Rapper Killer Mike pleads with Atlanta demonstrators to "burn" systemic racism, not the city

Rapper Killer Mike urges calm amid violence in Atlanta

Killer Mike said Friday night that he's "tired of seeing black men die." But in an address to those participating in violent protests across Atlanta on Friday night, the rapper tearfully urged them to not destroy a city built on black-owned businesses and a history of civil rights.

Atlanta was one of many cities that faced violent protests on Friday in response to the death of George Floyd, a black man who died after a white officer kneeled on his neck for several minutes. Protesters in the city set a police car on fire, smashed windows at the CNN building, and damaged several other buildings and businesses. 

Killer Mike joined Atlanta Mayor Keisha Lance Bottoms and rapper T.I. to address the violence Friday night, saying that while he feels that same hurt and anger as demonstrators, "it is your duty not to burn your own house down for anger with an enemy. It is your duty to fortify your own house so that you may be a house of refuge in times of organization." 

Killer Mike said that watching an officer "assassinate" a black man was "crippling." He compared the officer's knee being on Floyd's neck to "a zebra in the clutch of a lion's jaw." 

"We watch it like murder porn over and over again, so that is why children are burning it to the ground. They don't know what else to do," he said, adding that now is the time for people to plan, organize, and mobilize.

"It is responsibility of us to make this better, right now. We don't want to see one officer charged, we want to see four officers prosecuted and sentenced," he said. "We do not want to see targets burning, we want to see the system that sets up for systemic racism, burned to the ground." 

The way to make that change, he said, is to remember those who helped steer the Civil Rights movement. 

"I know that tore your heart out.

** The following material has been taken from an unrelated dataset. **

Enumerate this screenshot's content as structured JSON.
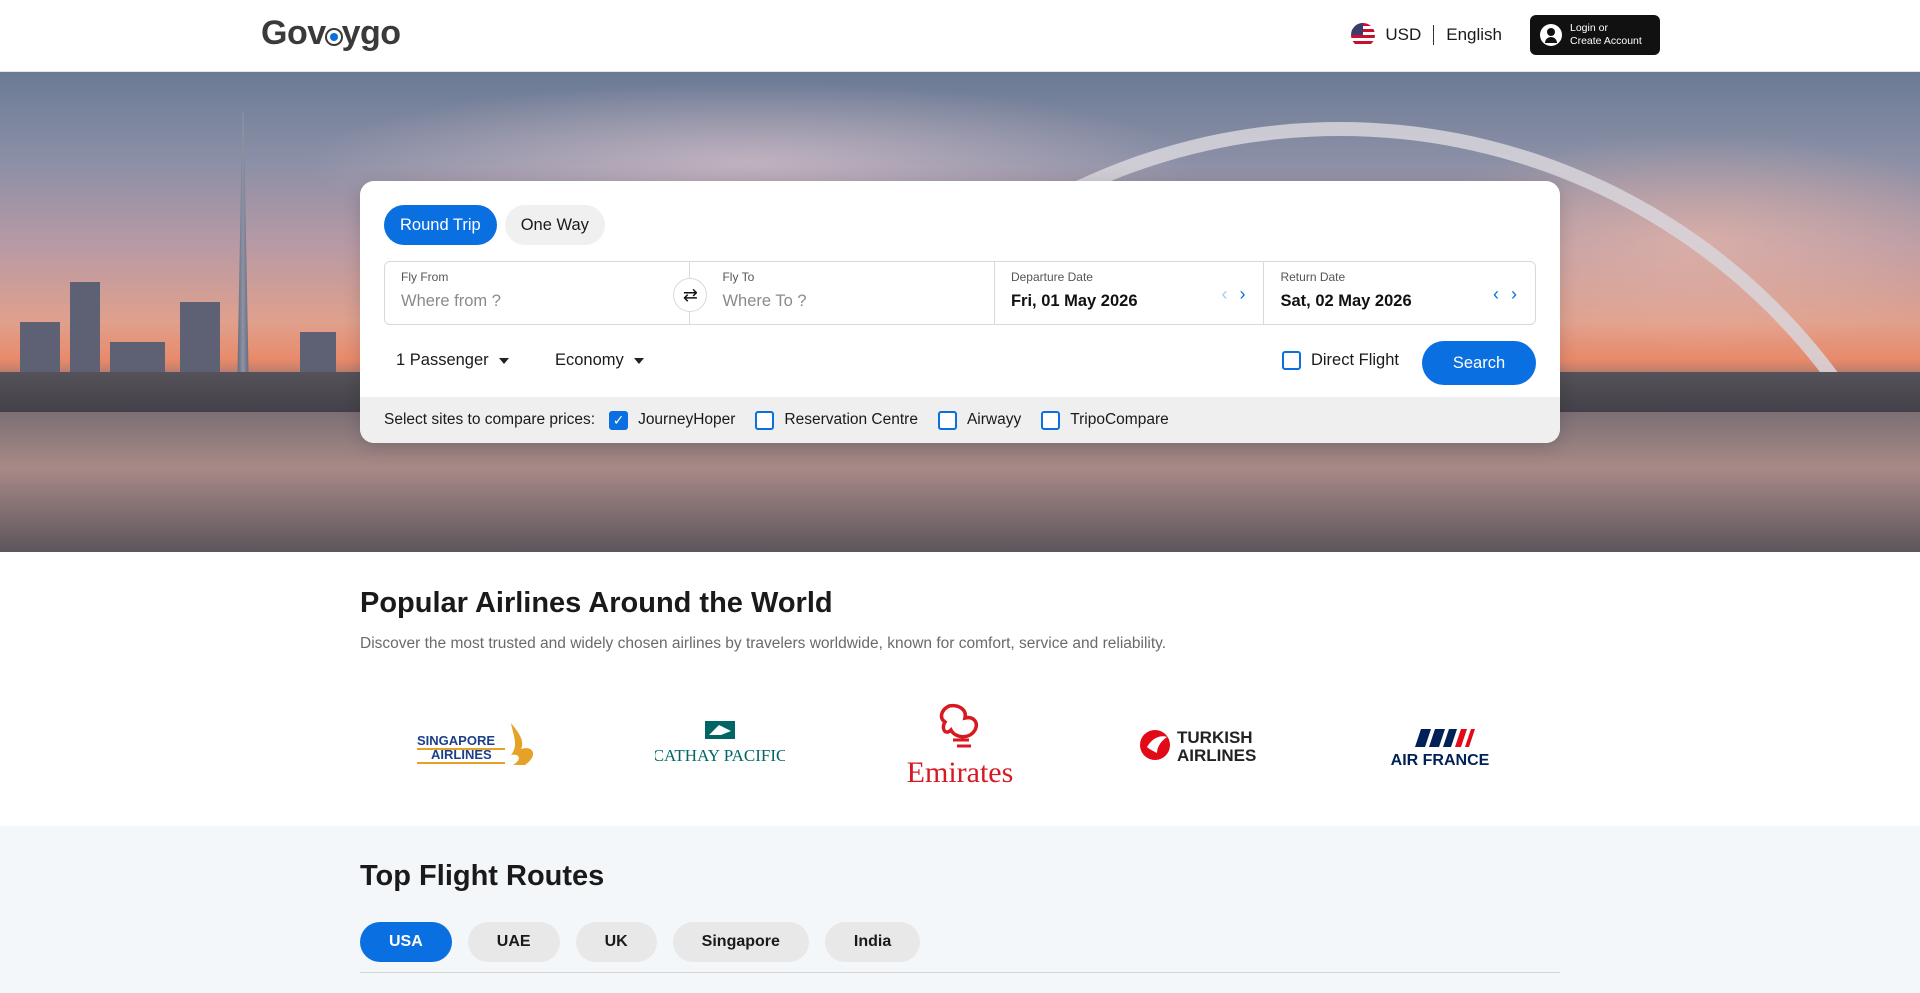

And I know it is crippling, and I have nothing positive to say in this moment because I don't want to be here. But I am responsible to be here because it wasn't just Dr. King and people dressed nicely who marched and protested to progress this city and so many other cities," he said. "It was people like my grandmother, people like my aunts and uncles."

Instead of spending time participating in the violent protests, Killer Mike's final advice to demonstrators was to channel their anger and frustration into making political change. 

"Two of the most effective ways, is first, taking your butt to the computer and making sure you fill out your census to make sure people know where you are and who you are. The next thing is to exercise your political bully power and go into to political elections, and beating up the politicians that you don't like. You got a prosecutor that sent your papa to jail and you know it was bulls***? Put a new prosecutor in there. Now is your election to do it. You want a different senator that's more aggressive, that pulls marijuana through? Now is the time to do that. But it is not time to burn down your own home." 

"We have to be better than this moment. We have to be better than burning down our own homes, because if we lose Atlanta, what else we got?" he added. "I want you to go home, I want you to talk to 10 of your friends, I want you guys to come up with real solutions. ... We don't need a dumb a** president repeating what segregationists said."